Ben Grenrock wanted Red Panda to perform at the Super Bowl.
This epoch is all weird and getting weirder; opportunities for simple, tangible, human experiences are tumbling into the uncanny valley faster than any of us can grab at them. But navigating the anti-depressant laced waters of our times with any semblance of our sanity intact requires a laser-like focus on those small, quotidian moments of humanity.
Relish the conversation in halting Spanish with your local taco vendor. Cherish the opportunity to take out your trash now, before the app that calls in a Bezos-drone to incinerate your rubbish on the spot is up for download and your two hands become irrelevant.
And so, we at P.O.W. are delighted to premiere, “Pantheon,” the first release from Best Picture—a duo comprised of Los Angeles-based producers John War and Cubbi—featuring underground hip-hop wyvern Chester Watson. On “Pantheon,” appreciation for the tactile and humanizing minutia in an average day is the central thread in the rich web of words and sounds woven from the artists’ collective efforts.
Best Picture deliver a polished and intricately orchestrated beat for their debut. From the first halting drum hits, the first intriguing flute notes, their production draws the listener ever deeper into a psychedelic world where the almost-familiar becomes fresh. The beat builds and builds as elements and effects are layered onto the bedrock of its central loop, its mutations themselves unfurling in a subtle crescendo. It’s a composition that sounds at once organic and dystopian, like some sort of Gaudí-designed high-rise built in a terraformed crater.

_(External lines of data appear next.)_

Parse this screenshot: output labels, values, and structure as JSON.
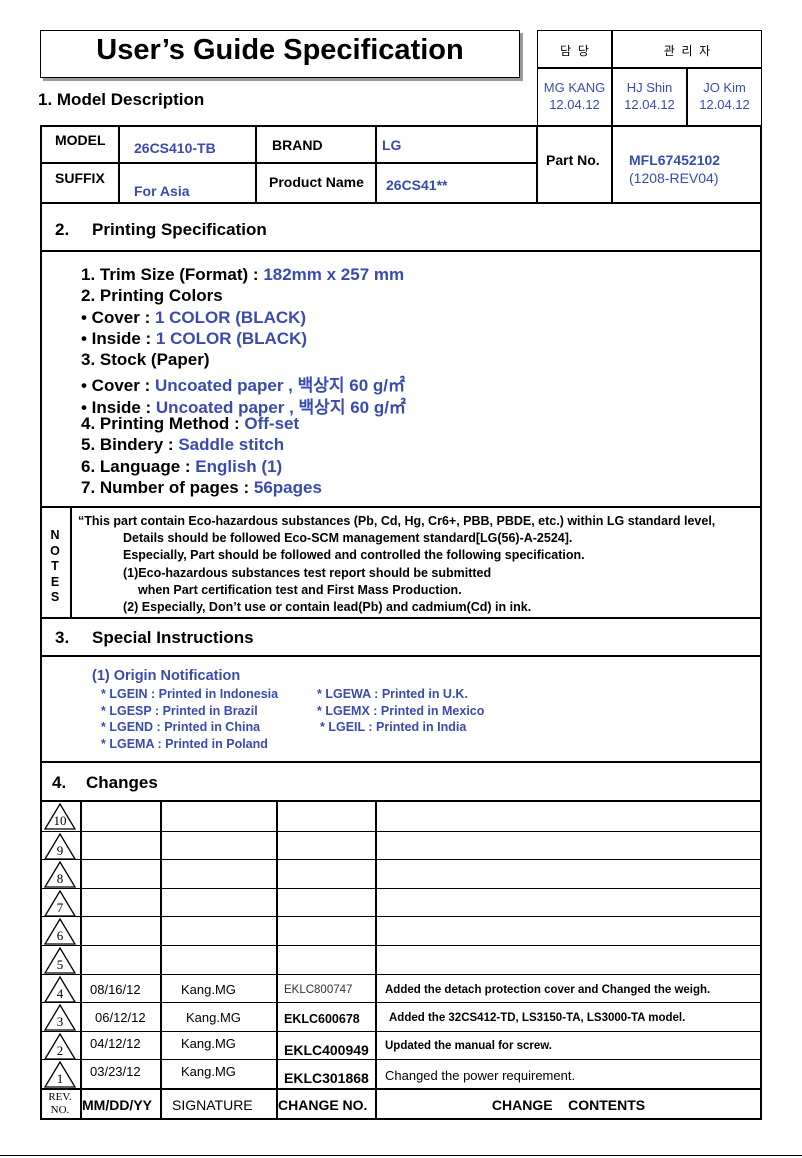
{
  "title": "User’s Guide Specification",
  "approval": {
    "header_left": "담  당",
    "header_right": "관  리  자",
    "signers": [
      {
        "name": "MG KANG",
        "date": "12.04.12"
      },
      {
        "name": "HJ Shin",
        "date": "12.04.12"
      },
      {
        "name": "JO Kim",
        "date": "12.04.12"
      }
    ]
  },
  "model_description": {
    "heading": "1. Model Description",
    "model_label": "MODEL",
    "model_value": "26CS410-TB",
    "brand_label": "BRAND",
    "brand_value": "LG",
    "suffix_label": "SUFFIX",
    "suffix_value": "For Asia",
    "product_name_label": "Product Name",
    "product_name_value": "26CS41**",
    "part_no_label": "Part No.",
    "part_no_value": "MFL67452102",
    "part_no_rev": "(1208-REV04)"
  },
  "printing": {
    "heading_num": "2.",
    "heading": "Printing Specification",
    "items": [
      {
        "label": "1. Trim Size (Format) : ",
        "value": "182mm x 257 mm"
      },
      {
        "label": "2. Printing Colors",
        "value": ""
      },
      {
        "label": "• Cover : ",
        "value": "1 COLOR (BLACK)"
      },
      {
        "label": "• Inside : ",
        "value": "1 COLOR (BLACK)"
      },
      {
        "label": "3. Stock (Paper)",
        "value": ""
      },
      {
        "label": "• Cover : ",
        "value": "Uncoated paper , 백상지 60 g/㎡"
      },
      {
        "label": "• Inside : ",
        "value": "Uncoated paper , 백상지 60 g/㎡"
      },
      {
        "label": "4. Printing Method : ",
        "value": "Off-set"
      },
      {
        "label": "5. Bindery  : ",
        "value": "Saddle stitch"
      },
      {
        "label": "6. Language : ",
        "value": "English (1)"
      },
      {
        "label": "7. Number of pages : ",
        "value": "56pages"
      }
    ]
  },
  "notes": {
    "side_label": [
      "N",
      "O",
      "T",
      "E",
      "S"
    ],
    "lines": [
      "“This part contain Eco-hazardous substances (Pb, Cd, Hg, Cr6+, PBB, PBDE, etc.) within LG standard level,",
      "Details should be followed Eco-SCM management standard[LG(56)-A-2524].",
      "Especially, Part should be followed and controlled the following specification.",
      "(1)Eco-hazardous substances test report should be submitted",
      "when  Part certification test and First Mass Production.",
      "(2) Especially, Don’t use or contain lead(Pb) and cadmium(Cd) in ink."
    ]
  },
  "special": {
    "heading_num": "3.",
    "heading": "Special Instructions",
    "origin_title": "(1) Origin Notification",
    "col1": [
      "* LGEIN : Printed in Indonesia",
      "* LGESP : Printed in Brazil",
      "* LGEND : Printed in China",
      "* LGEMA : Printed in Poland"
    ],
    "col2": [
      "* LGEWA : Printed in U.K.",
      "* LGEMX : Printed in Mexico",
      "* LGEIL : Printed in India"
    ]
  },
  "changes": {
    "heading_num": "4.",
    "heading": "Changes",
    "rows": [
      {
        "rev": "10",
        "date": "",
        "signature": "",
        "change_no": "",
        "contents": ""
      },
      {
        "rev": "9",
        "date": "",
        "signature": "",
        "change_no": "",
        "contents": ""
      },
      {
        "rev": "8",
        "date": "",
        "signature": "",
        "change_no": "",
        "contents": ""
      },
      {
        "rev": "7",
        "date": "",
        "signature": "",
        "change_no": "",
        "contents": ""
      },
      {
        "rev": "6",
        "date": "",
        "signature": "",
        "change_no": "",
        "contents": ""
      },
      {
        "rev": "5",
        "date": "",
        "signature": "",
        "change_no": "",
        "contents": ""
      },
      {
        "rev": "4",
        "date": "08/16/12",
        "signature": "Kang.MG",
        "change_no": "EKLC800747",
        "contents": "Added the detach protection cover and Changed the weigh."
      },
      {
        "rev": "3",
        "date": "06/12/12",
        "signature": "Kang.MG",
        "change_no": "EKLC600678",
        "contents": "Added the 32CS412-TD, LS3150-TA, LS3000-TA model."
      },
      {
        "rev": "2",
        "date": "04/12/12",
        "signature": "Kang.MG",
        "change_no": "EKLC400949",
        "contents": "Updated the manual for screw."
      },
      {
        "rev": "1",
        "date": "03/23/12",
        "signature": "Kang.MG",
        "change_no": "EKLC301868",
        "contents": "Changed the power requirement."
      }
    ],
    "footer": {
      "rev": "REV.",
      "no": "NO.",
      "date": "MM/DD/YY",
      "signature": "SIGNATURE",
      "change_no": "CHANGE NO.",
      "contents": "CHANGE    CONTENTS"
    }
  },
  "colors": {
    "accent": "#3a4bb0",
    "text": "#000000"
  }
}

It’s the perfect, eerie, cyberpunk cityscape for Watson to bless with his inexorable flow. The rapper walks us through a typical day in this nebulous world of echo and bass; it begins when he wakes up and gets dressed, and ends when he mergers with an interstellar pantheon of celestial rappers—which, as any of his long time listeners will tell you, has been Watson’s daily routine for a few years now.
Just as Best Picture’s beat continues to build in complexity, as Chester leads us on a journey from pizza parlor to exoplanet, the complexity and weight of his rhymes increase. But constant within his performance on “Pantheon” is a focus on small moments of quotidian beauty. Getting a free beverage at the pizza spot, brainstorming his next song idea while he orders his food, gazing out at the city from eight stories up through a haze of burnt herbs—these are the simple moments that ground him.
The thematic unity between producer and rapper displayed on “Pantheon” bodes well for Best Picture’s next few releases. They’re slated to drop a series of collaborations in the coming months, and if those forthcoming songs are anything like this first effort, they aren’t to be slept on. “Pantheon” may not be able to save us from our techno-age, or from ourselves, but it is a reminder of the visceral sensations that just might.